I was supposed to take this picture a really long time ago:
When I first moved here, the JFG Coffee building was totally vacant. There wasn't even glass in the windows. The painting on the side, which is so vivid there, was faded and a little peeling, and the sign on top, while intact, had seen better days. A couple of years ago I was walking around downtown and I tried to get a picture of the sign, but couldn't get the right angle from street level on Jackson:
I didn't realize at the time that the perfect angle is available if you stand on the Gay Street viaduct, because I hadn't explored enough in that direction to know that the viaduct existed. I was still a little uncertain about that end of town, but Bryan lived down that way, and informed me that I could take a picture of the whole sign from the viaduct. I started down that way once, but was asked for change by homeless people on both sides of the 100 block of Gay Street and ended up turning back before reaching the viaduct or taking the picture.
Bryan offered to walk down there with me someday so that I could get my good picture, but somehow we never got around to it. He never let me forget that, though, and every few weeks he would randomly throw a sentence or two into some email that had nothing to do with it:
"I'll send those forms up in runner mail, and hey, when are you walking down to Gay Street to take that picture of the JFG sign?"
Once he even took a picture of the sign himself on his way in from work and posted it on his facebook to taunt me. Still, I never got around to taking the picture because the building wasn't going anywhere, the sign wasn't going anywhere, and I thought we weren't either. There always seemed to be more time, and then suddenly Bryan is gone and there is no more time, but the sign is still there and this weekend we didn't have to work. Every time I tried to think of a place to go take pictures this weekend my immediate thought was, "Yeah, but you can't call Bryan and see if he wants to go," and then I didn't want to go any more.
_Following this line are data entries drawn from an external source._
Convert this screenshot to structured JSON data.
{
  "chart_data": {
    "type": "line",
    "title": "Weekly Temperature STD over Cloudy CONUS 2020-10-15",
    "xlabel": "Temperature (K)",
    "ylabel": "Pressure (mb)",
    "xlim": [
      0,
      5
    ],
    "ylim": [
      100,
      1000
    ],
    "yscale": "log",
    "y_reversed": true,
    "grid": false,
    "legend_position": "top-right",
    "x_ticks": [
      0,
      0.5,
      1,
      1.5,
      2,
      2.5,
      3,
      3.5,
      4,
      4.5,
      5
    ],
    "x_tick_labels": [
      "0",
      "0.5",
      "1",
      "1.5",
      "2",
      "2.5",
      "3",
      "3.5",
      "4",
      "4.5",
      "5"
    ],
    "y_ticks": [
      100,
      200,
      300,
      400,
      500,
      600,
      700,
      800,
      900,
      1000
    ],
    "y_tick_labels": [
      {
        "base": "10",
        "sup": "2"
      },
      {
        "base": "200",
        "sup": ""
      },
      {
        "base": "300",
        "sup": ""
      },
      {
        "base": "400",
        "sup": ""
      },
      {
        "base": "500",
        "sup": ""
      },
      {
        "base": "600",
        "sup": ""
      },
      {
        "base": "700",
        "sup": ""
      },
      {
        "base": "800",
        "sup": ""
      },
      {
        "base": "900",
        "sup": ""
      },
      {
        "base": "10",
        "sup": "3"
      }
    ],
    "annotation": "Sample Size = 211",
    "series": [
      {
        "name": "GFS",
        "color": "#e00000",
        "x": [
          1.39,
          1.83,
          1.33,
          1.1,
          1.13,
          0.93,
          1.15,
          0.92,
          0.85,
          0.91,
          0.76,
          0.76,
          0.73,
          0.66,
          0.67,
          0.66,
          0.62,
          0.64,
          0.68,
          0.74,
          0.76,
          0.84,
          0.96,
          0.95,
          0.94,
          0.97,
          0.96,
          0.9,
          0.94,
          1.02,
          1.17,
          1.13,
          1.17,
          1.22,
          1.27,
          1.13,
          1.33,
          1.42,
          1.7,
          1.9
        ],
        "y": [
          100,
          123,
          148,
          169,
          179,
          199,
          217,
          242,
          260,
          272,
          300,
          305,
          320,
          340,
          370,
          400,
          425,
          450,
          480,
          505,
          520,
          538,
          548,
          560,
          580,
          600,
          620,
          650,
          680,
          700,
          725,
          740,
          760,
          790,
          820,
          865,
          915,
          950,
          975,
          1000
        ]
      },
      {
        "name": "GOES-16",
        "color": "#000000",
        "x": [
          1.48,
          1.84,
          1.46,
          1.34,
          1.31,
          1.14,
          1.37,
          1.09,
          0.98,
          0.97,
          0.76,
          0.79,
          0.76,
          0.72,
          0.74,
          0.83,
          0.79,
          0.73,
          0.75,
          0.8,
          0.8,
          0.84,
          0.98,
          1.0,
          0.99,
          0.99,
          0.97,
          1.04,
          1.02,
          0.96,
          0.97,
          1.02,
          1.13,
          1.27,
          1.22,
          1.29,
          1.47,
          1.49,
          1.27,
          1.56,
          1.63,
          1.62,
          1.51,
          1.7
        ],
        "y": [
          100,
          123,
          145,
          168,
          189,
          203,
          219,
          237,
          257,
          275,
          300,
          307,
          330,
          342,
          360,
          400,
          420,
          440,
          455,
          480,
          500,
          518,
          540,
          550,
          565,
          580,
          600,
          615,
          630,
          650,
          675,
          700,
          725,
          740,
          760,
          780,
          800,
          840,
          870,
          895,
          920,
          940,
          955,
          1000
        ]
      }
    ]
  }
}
It's odd, because when Bryan was still here there were lots of times that I never gave it a thought and just got up on Saturday and went somewhere by myself, but this weekend it just seemed horrible that I would have to.
You always want what you can't have.
So the weekend came and almost went. On Sunday afternoon I went to go see a movie with some friends at the Tennessee Theatre on Gay Street, and after the movie was over and everyone was splitting off their separate ways I realized that I was alone, it was a beautiful sunny day, I missed Bryan, and I'd never walked to the viaduct to take that picture, so I just did it. No pause, no thought, off I went, and there was the angle and the photo and the sign and all of a sudden it was like my photography block was broken. There was something to take a picture of every few feet, and plain old buildings that I see every time I go downtown looked different and dramatic:
I found the stairs to the underside of Gay Street where it was raised in the early 1900's and saw the understructure beneath it and Jackson Avenue:
Even places that I had seen before looked interesting and new:
Bryan thought taking that picture would make me happy, and he was right. It did. I stood on the viaduct and I remembered all the emails and that facebook posting and the times he would just casually drop it into conversation over a meal or when we were doing something else, and I felt better. I remembered Bryan, and I felt ok. I think Bryan would be ok with it, too.
I'm going to go somewhere this weekend, and I'm going to take some pictures.
2 comments:
I can't really describe how big a smile this post made on my face.
--Tora
Joel, you make me happy. Not a day goes by that I don't think of Bryan and things we meant to do, and I am glad you took your picture. It is beautiful, just like Bryan said it would be!